Definition of the flip function in Haskell

2
votes

Currently I am trying to learn Haskell with the book 'Learn You a Haskell' and I'm trying to understand the implementations of the flip function in chapter 5. The problem is that the author states that if g x y = f y x is valid, then f y x = g x y must be also true. But how and why does this reversal affects the two function definitions?

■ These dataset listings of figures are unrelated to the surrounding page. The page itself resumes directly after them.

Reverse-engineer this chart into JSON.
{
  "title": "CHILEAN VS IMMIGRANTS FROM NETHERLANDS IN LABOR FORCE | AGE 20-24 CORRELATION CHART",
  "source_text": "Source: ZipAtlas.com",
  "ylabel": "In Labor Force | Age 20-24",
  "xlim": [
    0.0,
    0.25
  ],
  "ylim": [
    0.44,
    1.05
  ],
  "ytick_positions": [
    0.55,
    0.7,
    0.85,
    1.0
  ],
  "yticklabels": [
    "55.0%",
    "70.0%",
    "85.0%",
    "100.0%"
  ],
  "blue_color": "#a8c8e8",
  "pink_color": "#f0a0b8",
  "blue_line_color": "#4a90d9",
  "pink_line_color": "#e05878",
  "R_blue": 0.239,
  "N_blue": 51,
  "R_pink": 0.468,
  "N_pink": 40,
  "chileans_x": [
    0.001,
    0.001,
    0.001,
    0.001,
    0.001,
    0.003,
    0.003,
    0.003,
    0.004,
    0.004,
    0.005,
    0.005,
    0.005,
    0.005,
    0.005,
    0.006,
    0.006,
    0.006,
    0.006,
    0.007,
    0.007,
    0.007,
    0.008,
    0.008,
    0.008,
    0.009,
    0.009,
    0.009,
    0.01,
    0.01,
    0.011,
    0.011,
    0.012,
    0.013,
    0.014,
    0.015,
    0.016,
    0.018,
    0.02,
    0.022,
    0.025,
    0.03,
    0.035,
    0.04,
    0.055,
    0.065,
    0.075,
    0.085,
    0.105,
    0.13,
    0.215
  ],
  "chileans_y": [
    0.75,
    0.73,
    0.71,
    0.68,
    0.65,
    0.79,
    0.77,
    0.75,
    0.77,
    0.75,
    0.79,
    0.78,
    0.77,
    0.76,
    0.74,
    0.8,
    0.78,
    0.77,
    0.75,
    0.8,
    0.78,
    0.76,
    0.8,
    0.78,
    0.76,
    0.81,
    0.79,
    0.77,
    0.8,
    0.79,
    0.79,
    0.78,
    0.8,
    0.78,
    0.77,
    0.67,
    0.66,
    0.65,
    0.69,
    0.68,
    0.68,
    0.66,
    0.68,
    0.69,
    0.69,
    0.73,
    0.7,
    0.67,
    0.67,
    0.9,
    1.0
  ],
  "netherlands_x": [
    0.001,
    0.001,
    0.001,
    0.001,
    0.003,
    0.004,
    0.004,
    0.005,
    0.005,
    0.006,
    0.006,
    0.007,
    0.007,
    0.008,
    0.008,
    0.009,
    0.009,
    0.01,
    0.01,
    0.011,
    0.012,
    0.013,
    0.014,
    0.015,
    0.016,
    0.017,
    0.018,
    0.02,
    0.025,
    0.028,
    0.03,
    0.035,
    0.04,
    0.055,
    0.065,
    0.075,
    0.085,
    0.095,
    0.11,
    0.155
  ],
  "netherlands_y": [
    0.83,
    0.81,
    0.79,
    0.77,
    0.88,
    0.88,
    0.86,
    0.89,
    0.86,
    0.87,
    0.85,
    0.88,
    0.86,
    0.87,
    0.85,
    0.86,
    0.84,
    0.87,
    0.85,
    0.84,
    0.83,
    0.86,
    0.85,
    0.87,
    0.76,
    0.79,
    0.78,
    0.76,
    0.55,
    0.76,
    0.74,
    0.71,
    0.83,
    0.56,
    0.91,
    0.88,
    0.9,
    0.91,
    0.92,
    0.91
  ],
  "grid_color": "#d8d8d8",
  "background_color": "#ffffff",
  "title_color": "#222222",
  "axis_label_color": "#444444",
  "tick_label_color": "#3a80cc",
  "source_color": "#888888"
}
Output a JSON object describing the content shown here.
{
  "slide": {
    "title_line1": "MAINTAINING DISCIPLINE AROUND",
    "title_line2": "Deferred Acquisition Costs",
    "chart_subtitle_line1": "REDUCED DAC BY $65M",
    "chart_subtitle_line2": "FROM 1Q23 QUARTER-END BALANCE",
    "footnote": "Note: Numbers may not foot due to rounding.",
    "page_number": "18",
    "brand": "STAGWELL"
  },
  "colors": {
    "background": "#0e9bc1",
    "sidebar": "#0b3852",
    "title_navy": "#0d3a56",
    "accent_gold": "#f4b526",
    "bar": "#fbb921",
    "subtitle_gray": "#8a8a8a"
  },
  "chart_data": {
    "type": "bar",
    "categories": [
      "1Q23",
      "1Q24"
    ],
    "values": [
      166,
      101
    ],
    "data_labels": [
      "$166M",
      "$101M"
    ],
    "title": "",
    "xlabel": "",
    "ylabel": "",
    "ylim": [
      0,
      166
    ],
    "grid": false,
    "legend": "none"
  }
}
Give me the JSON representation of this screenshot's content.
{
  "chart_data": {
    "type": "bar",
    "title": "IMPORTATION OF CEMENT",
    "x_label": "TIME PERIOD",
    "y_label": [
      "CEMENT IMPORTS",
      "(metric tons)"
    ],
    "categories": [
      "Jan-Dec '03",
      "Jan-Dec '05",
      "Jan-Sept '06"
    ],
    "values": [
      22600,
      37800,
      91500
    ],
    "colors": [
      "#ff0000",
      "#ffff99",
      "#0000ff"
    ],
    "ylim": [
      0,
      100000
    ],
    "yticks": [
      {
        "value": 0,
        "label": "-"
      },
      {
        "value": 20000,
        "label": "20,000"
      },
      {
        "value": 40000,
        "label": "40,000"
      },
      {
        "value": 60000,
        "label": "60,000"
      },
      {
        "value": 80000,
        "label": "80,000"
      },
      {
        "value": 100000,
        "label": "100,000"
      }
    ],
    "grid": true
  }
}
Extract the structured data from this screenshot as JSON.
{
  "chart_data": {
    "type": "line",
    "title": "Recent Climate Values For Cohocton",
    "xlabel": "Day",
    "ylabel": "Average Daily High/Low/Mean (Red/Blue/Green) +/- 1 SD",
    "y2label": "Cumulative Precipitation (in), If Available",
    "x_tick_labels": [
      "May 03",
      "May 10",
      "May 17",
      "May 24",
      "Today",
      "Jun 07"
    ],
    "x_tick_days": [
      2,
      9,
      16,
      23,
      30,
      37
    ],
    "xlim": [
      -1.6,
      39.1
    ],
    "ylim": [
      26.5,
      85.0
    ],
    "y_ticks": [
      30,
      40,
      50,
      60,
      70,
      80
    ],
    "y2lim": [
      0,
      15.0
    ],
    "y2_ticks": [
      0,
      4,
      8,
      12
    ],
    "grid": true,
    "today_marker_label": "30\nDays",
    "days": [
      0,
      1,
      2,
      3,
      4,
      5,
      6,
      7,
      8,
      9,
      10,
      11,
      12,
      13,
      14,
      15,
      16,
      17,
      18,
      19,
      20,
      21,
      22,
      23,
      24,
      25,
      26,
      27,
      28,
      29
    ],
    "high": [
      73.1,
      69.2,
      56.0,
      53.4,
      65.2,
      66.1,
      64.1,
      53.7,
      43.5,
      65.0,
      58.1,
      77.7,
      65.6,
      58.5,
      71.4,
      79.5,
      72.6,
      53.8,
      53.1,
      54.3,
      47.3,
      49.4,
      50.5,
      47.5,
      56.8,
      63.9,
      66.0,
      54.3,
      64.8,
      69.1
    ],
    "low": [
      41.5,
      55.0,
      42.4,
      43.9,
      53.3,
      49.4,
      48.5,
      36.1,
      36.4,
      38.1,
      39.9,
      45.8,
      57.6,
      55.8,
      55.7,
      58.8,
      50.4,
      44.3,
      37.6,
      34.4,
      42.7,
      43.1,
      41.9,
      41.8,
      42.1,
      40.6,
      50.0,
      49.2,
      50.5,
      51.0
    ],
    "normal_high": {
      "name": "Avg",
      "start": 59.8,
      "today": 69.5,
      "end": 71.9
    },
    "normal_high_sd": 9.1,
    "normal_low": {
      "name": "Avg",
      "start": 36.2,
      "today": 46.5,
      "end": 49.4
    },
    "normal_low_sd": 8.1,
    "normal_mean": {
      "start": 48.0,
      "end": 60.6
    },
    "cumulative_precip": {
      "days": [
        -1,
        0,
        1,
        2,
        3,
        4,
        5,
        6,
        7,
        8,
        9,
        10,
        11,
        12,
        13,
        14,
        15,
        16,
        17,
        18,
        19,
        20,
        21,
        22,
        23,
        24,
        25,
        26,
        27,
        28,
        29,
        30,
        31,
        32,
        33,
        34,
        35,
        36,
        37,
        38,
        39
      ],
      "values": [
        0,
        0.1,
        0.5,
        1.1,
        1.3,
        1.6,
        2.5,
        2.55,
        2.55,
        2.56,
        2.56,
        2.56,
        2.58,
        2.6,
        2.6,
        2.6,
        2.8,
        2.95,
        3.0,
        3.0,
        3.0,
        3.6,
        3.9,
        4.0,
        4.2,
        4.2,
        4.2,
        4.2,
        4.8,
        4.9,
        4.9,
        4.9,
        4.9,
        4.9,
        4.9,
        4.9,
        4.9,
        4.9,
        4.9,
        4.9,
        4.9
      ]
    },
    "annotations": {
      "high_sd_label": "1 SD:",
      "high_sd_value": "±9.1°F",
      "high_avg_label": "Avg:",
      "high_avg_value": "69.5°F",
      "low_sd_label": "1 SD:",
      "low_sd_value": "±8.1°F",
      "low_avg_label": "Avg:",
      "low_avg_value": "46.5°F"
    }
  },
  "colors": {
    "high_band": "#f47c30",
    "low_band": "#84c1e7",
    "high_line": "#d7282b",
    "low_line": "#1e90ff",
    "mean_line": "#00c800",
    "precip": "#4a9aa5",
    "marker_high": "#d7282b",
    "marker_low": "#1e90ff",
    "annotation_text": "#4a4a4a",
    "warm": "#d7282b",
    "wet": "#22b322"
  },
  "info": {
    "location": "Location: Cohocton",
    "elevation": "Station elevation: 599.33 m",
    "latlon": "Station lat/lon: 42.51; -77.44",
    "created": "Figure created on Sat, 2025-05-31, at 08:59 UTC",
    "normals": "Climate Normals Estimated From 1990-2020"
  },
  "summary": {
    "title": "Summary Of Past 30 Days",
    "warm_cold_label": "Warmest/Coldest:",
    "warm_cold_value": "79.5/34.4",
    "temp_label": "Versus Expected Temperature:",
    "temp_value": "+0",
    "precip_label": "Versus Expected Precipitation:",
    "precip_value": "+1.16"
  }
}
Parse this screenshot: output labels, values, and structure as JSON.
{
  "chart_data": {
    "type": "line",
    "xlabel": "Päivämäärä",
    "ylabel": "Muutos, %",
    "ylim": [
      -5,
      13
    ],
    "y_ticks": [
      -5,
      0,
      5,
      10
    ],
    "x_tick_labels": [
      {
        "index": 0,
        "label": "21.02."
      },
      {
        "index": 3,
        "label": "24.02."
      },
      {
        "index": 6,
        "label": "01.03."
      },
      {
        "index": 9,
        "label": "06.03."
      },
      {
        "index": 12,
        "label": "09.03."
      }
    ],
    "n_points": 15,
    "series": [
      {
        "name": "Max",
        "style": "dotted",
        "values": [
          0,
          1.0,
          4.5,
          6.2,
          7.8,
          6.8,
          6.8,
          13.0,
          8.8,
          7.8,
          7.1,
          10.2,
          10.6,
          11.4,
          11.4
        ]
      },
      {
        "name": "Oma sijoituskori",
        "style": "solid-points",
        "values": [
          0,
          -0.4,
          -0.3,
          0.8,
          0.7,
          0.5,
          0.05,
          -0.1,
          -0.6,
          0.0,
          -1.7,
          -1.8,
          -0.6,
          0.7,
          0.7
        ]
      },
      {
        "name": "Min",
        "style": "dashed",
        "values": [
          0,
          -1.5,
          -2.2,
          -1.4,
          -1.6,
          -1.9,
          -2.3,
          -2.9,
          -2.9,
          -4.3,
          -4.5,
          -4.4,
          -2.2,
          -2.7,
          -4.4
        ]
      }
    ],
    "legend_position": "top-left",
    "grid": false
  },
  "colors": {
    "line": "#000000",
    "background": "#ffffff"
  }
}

I know how currying works and I also know that the -> operator is right-associative by default so the type declarations are in fact the same. I also understand the functions apart from each other but not how the reversal of g x y = f y x is in relation with this.

first flip function

flip' :: (a -> b -> c) -> (b -> a -> c)
flip' f = g
    where g x y = f y x

second flip function

flip' :: (a -> b -> c) -> b -> a -> c
flip' f y x = f x y
2
haskellfunctional-programminghigher-order-functions
Both functions are equivalent, what is the problem? - Willem Van Onsem
I have no idea what the author is trying to say there either. - melpomene
Possibly confusion over f being used in the definition of g, since it's not an argument of g? - chepner

2 Answers

8
votes

I think the argument the author has in his head got wildly abbreviated to the point that it's not even sensical. But here is my guess about the reasoning. We start with the first definition:

flip f = g where g x y = f y x

Now we observe that this is a curried thing, and we use all the discussion of associativity of (->) and junk to write the same thing, but with two extra arguments to f. Like this:

flip f x y = g x y where g x y = f y x

Now we have the equation that he called out as going both ways: g x y = f y x and vice versa. We can rewrite the body of the flip using this equation, like this:

flip f x y = f y x where g x y = f y x

Since the body of the definition no longer mentions g, we can delete it.

flip f x y = f y x

And now we're pretty much there. In the final definition, the author has swapped the names x and y everywhere. I don't know why they chose to do so, but it is a legal move that you can make in equational reasoning, so no problem there. Doing so gives us their final equation:

flip f y x = f x y
3
votes

flip takes a function and returns the flipped version of the function. One way to define flip' is to include the application in the definition itself, since

flip' f y x = f x y  ===> flip' f y = \x -> f x y
                     ===> flip' f = \y -> \x -> f x y

That is, flip' f is a function that applies f to its own arguments in reverse order.

The second definition simply gives the anonymous function \y -> \x -> f x y a name first, then uses that name as the definition of flip' f x y.

                     ===> flip' f = g where g = \y -> \x -> f x y
                     ===> flip' f = g where g y = \x -> f x y
                     ===> flip' f = g where g y x = f x y

That is, flip' f is some function g, where g is defined to apply f to the arguments of g in reverse order.

The definitions g x y = f y x and g y x = f x y are equivalent up to alpha conversion. In both cases, f is a free variable in the definition of g; g is as a closure over the f argument to flip'.